Simple fear is often the biggest obstacle to corporations adopting this new form—fear of the relatively new, fear of being less profitable, and fear of learning how to consider the interests of all stakeholders. This fear is a normal part of the process and and it can take a while to feel comfortable. Once you understand how simple the benefit corporation really is and that all of your knowledge about corporate law still applies, you can relax and feel comfortable about the new form.
Here are some key documents, which you can find on-line, that answer some of the common questions about the benefit corporation, establish its legitimacy as a valid approach to doing business, and suggest that doing business in this form may actually provide a better rate of return to your investors than a conventional corporation.
B Lab answers many frequently asked questions about benefit corporations on its website as do the articles in the July 2016 edition of the American Bar Association's Business Law Today.

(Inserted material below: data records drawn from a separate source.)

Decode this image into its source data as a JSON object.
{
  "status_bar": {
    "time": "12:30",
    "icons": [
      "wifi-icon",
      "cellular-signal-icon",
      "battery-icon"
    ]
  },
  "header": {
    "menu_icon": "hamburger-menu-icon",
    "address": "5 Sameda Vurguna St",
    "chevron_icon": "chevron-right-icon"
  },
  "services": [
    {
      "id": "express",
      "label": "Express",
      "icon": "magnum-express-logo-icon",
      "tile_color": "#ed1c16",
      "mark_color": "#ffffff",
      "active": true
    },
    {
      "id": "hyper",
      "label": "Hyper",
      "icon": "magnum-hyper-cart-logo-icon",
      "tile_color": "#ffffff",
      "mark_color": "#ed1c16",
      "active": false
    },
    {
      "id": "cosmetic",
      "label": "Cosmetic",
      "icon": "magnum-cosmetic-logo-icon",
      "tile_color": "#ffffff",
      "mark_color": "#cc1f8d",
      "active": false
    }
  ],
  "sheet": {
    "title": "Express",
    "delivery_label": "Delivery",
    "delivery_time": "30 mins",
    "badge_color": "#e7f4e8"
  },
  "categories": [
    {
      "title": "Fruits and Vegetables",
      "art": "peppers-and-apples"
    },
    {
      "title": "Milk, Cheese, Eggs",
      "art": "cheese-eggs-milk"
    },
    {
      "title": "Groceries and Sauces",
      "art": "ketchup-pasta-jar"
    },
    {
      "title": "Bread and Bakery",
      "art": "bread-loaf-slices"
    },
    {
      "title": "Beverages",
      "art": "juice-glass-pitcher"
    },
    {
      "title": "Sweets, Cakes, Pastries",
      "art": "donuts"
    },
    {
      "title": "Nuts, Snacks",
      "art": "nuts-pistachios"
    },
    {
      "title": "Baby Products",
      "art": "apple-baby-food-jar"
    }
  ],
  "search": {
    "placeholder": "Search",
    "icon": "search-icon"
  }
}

The white paper, The Need and Rationale for the Benefit Corporation, which includes an annotated copy of the model benefit corporation legislation, and a copy of the applicable state’s benefit corporation statute establish how simple the benefit corporation really is.
Two recent law review articles penned by Delaware Supreme Court Chief Justice Strine, Making it Easier for Directors to Do the Right Thing and The Dangers of Denial cited above establish the legitimacy of the benefit corporation and show why socially and environmentally responsible businesses need the form to transcend the constraints of the profit maximization paradigm.
The white paper by Professor Robert Eccles and colleagues of Harvard Business School, The Impact of Corporate Sustainability on Organizational Processes and Performance, and the Oxford University report, From Stockholder to Stakeholder: How Sustainability Can Drive Financial Outperformance demonstrate the financial superiority of businesses that adopt principals of sustainability such as those embedded in the benefit corporation.
Kickstarter’s charter provides a good example of a Delaware public benefit corporation charter that contains several specific public benefits.